Once, long ago, there were two family owned newspaper groups that competed against each on the edges, and competed with big dailies more directly. One chain, owned by Floyd Sparks, controlled that part of the suburban market that touched the bay, east of San Francisco, but just south of Oakland. Another, owned by Dean Lesher, was growing like gangbusters out in Contra Costa County, growing east, north and south as new home and retail was being developed.

The two chains met in the Dublin/Pleasanton/Livermore area - the fringes for both groups, but fertile area due to its high demographics and growing retail base. One paper, The Valley Times, had just gone to seven day delivery – that was the paper that recruited me to move up from Los Angeles.

Each paper had its own approach to publishing, each had its merits, but eventually The Valley Times became the number one paper. Then Dean Singleton came in and bought out the Sparks papers in another move to acquire a family owned chain in order to slice it down to size to maximize profits. Things got even easier for us at The Valley Times – that is until the old man died.

At that point the chain was run by a brown-nosed, charismatic fool who had worked his way up the corporate ladder high enough to take his revenge on anyone who didn't kiss the ring. (I was one of those who wasn't going to kiss the ring, so off to McGraw-Hill for me.)

What happened next, some twenty years ago, and still well before the Internet boom, is what spelled the end to the family of Bay Area newspapers. Through media consolidation the Lesher chain was bought first by McClatchy, then by Singleton's company, MediaNews Group, which owns them all now.

The Valley Times, which had grown to number one and was linked to the more affluent Contra Costa County, was closed down to create a monopoly for the other paper. Staff sizes were reduced, revenue and circulation growth stopped. And then the Internet boom took place.

"We are trying to gain efficiencies through streamlining. A lot of positives are being added: a local section seven days a week, a stand-alone business section every day and the successful technology section from the South Bay being brought up to the East Bay," Mac Tully, president of the Bay Area News Group told the Chronicle yesterday.

It will be nice that the same communities that had their own seven day a week newspaper will now have a seven day a week local news section, huh? (Yeah, that's snark.) And that office that once housed Lesher Communications in Walnut Creek will be closed, effectively vacating the entire county to whoever comes in next.

But wasn't this inevitable?
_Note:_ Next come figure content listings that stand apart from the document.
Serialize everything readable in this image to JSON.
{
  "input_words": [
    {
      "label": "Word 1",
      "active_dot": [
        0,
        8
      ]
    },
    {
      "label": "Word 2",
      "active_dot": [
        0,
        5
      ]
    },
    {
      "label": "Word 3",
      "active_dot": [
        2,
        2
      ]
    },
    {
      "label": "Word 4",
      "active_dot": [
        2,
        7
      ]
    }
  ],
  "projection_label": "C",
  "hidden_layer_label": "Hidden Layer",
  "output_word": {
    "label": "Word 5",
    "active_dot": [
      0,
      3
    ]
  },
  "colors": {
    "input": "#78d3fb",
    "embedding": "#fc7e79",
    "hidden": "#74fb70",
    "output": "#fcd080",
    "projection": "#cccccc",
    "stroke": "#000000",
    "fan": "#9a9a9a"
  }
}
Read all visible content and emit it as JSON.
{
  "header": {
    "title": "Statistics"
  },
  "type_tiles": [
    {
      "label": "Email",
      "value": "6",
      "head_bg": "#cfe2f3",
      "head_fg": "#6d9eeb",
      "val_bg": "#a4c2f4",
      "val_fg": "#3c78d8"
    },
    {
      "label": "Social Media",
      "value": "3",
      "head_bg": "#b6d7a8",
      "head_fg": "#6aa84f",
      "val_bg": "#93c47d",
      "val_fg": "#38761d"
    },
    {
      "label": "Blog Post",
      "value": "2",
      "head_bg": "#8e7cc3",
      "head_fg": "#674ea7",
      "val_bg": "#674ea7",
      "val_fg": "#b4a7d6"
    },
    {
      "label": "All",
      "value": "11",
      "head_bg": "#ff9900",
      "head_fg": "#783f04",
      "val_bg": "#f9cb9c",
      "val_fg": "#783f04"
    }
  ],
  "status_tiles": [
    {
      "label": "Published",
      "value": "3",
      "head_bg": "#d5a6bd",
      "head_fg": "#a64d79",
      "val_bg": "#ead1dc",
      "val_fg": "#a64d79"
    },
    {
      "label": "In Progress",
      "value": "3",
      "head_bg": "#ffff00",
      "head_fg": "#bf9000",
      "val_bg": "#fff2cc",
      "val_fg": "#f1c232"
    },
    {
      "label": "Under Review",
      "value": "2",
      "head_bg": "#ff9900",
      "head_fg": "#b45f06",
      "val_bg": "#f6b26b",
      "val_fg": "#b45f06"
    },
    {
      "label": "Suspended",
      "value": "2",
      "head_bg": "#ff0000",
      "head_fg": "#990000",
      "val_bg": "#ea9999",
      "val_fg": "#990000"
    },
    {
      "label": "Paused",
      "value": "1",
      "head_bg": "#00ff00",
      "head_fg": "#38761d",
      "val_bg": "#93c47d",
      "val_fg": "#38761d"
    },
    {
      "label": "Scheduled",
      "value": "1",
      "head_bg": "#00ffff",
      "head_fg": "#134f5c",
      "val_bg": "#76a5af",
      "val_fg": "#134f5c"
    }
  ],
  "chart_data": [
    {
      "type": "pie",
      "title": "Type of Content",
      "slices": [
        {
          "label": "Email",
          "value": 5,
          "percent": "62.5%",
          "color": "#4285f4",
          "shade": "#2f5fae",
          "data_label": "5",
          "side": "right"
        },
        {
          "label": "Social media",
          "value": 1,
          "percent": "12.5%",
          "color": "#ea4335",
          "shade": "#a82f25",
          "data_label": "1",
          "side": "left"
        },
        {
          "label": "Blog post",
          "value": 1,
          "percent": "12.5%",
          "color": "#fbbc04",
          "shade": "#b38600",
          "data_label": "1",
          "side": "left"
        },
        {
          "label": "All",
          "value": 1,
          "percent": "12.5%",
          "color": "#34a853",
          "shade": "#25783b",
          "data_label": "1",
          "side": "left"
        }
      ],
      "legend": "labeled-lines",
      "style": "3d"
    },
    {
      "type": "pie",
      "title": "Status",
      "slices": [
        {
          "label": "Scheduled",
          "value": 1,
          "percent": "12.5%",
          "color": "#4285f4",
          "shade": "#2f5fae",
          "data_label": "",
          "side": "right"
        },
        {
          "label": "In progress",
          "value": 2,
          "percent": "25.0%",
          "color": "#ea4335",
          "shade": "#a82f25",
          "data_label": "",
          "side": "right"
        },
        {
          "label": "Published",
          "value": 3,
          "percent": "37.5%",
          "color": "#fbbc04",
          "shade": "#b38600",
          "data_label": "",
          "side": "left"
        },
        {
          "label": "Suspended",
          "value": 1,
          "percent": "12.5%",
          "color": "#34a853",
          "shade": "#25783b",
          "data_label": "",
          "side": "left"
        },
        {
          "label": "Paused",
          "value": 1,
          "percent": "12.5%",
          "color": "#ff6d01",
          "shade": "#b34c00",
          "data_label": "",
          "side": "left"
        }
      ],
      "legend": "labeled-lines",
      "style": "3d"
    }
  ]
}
Yes, just like it will be inevitable that New Media companies spring up to feed on the carcass of the Bay Area newspapers. With reduced staff sizes being imposed on already reduced staff sizes, there will be plenty of room for new local digital products.

And while the company says they want to concentrate on its digital offerings, one look at their first iPad effort is enough to convince you that don't really mean it.

Yes it is sad when local communities lose their local newspapers. But the reaction online to this news is either a yawn or an "adios". The reading public wasn't enamored with what had happened to these newspapers under MediaNews Group ownership and so are hardly lamenting their demise. For many readers, what is left of these papers will be simply coupon delivery devices.

Ironically, I think this may truly spur media growth in the Bay Area. Think about what MediaNews has just said: we can not make money in the news business serving some of the nation's wealthiest communities – Silicon Valley including the Palo Alto area, Pleasanton and the rich San Ramon Valley. Give us a gold mine and we will turn it into a dust bowl.